All movies were made on a Macintosh. For each movie, the electric and magnetic fields were calculated numerically from first principles, at each location of interest. A computer program, written in the cT language, performed the calculations, and generated wireframe representations of the objects and field vectors. The wireframe representations were exported to a 3D rendering program, where surfaces were applied and the images were rendered. The challenging part was selecting the locations where the field would be displayed, so the images would be informative, but not incomprehensibly cluttered.
In cases where the camera "flies through" a static field configuration,
wireframe models were exported in DXF format to Specular Infini-D. In Infini-D, surfaces were created and applied,
lighting was set, and a camera path was constructed. QuickTime movies were generated
through the animation option. Usually Phong shading was used, with medium anti-aliasing.

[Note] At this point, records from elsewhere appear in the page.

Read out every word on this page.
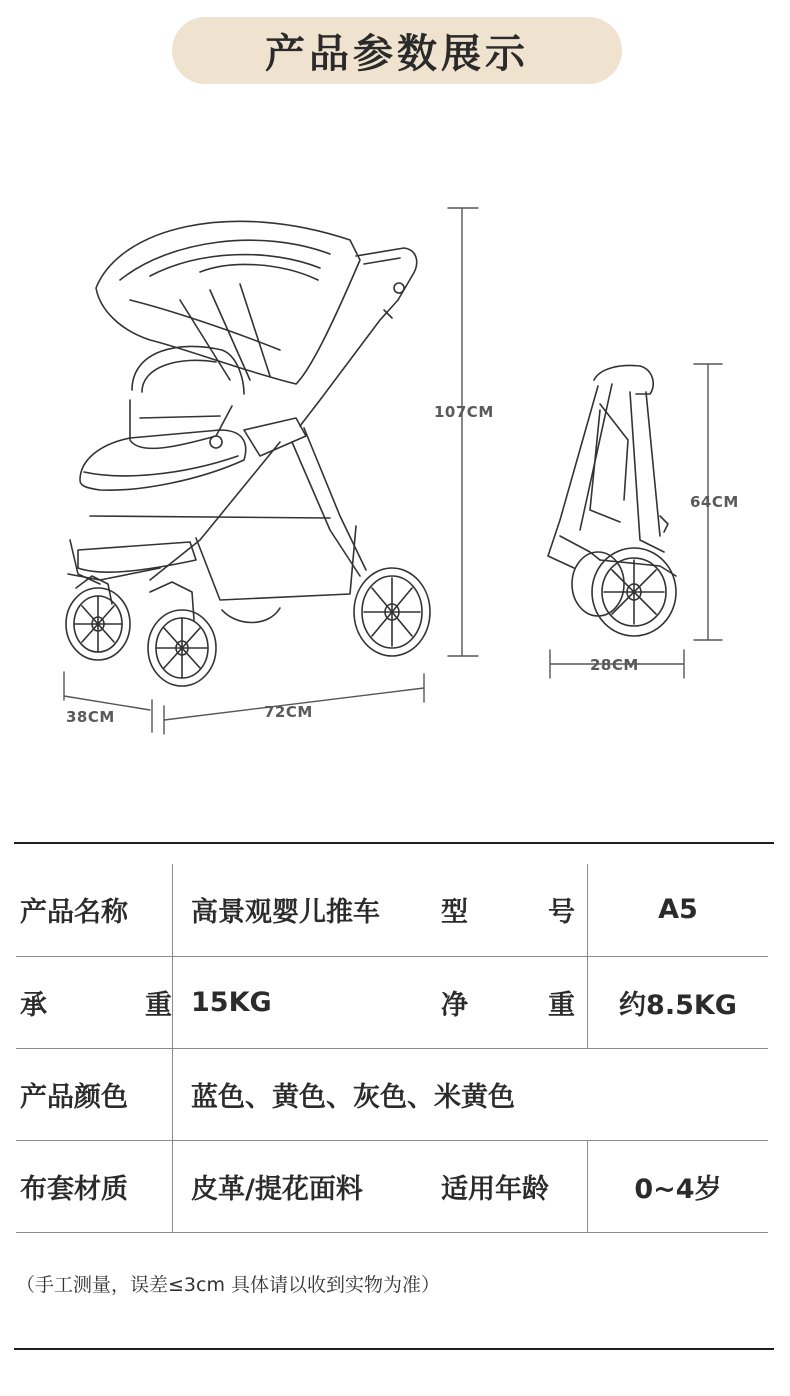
产品参数展示
107CM
64CM
28CM
38CM	72CM
产品名称	高景观婴儿推车	型号	A5
承重	15KG	净重	约8.5KG
产品颜色	蓝色、黄色、灰色、米黄色		
布套材质	皮革/提花面料	适用年龄	0~4岁
（手工测量，误差≤3cm 具体请以收到实物为准）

Fog was added to increase sense of depth. Adobe Premiere was
often used to assemble several clips into a single movie.
In cases where fields are changing dynamically with time, each frame of the movie had to
be computed and rendered separately. For these movies (moving proton, stretching dipole,
radiation from an accelerated charge, and traveling electromagnetic wave), Persistence of Vision (POVRAY), a freeware
Ray Tracing program, was used. The cT program generated a complete POV scene description
(in the POV scene description language) for each frame, and exported it to a file. The POV
files were batch rendered on a Power Mac; these movies required 15-40 hours of Power Mac
time to render (not counting all the initial trials). The resultant PICTs were assembled
into a QuickTime movie using MooVer (a free utility available with POV).
All of the movies were initially compressed using the Animation CODEC. Most of them were
then recompressed using Cinepak (in Adobe Premiere) to reduce data rates to about 250 K/s
or less, to make it possible to play them directly from a CD.